Well. You can imagine the dilemma there. Call HSP and risk death or hang stuff on the line for a while? First of all, what line? Anyway, we called. We're not stupid. What kind of life is it, after all, to have to hang all your laundry every day?

So we got to work. We sanitized. They came. We sanitized. We sanitized some more. Dryer works. Took less than an hour. And here we left them a long note and what was broken, micromanaging from upstairs, the same way my grandma used to micromanage the cleaning lady, following her around the house with a microfiber cloth whenever she came over to clean their apartment in Palm Springs. 

Anyway, it's done. Maybe we'll brave the laundry room today or tomorrow. I figure we can stop worrying in a few days.

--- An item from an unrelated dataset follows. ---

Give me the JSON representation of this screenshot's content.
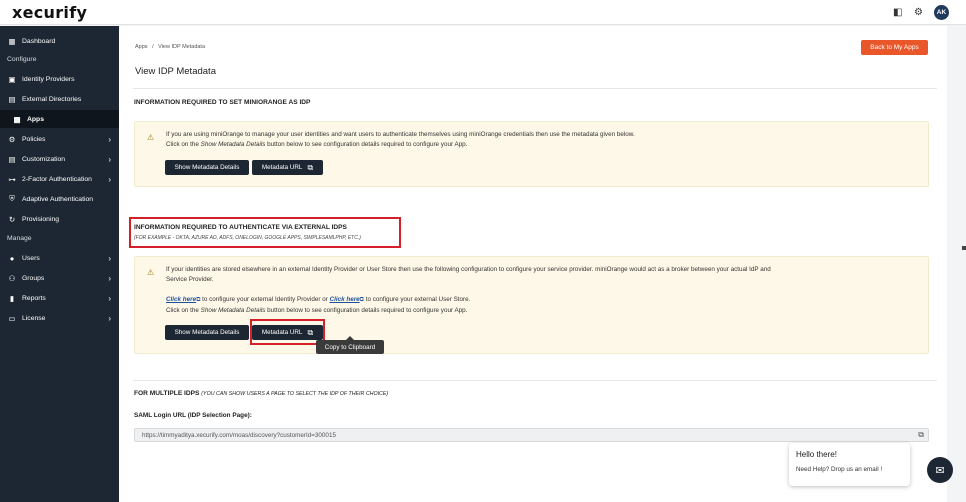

It amazes me how much this virus adds story to the most mundane of details. I finally fully understand what my playwriting teacher meant when she told me to "write every single scene "as though as bomb is about to go off under the table." Raise those stakes! Who knew those stakes would be a virus, but I suppose it's as likely a plot conflict as any. Antagonist=virus=tension=conflict=good story. And here I thought that was the easy way out. After all, it had been done so many times before.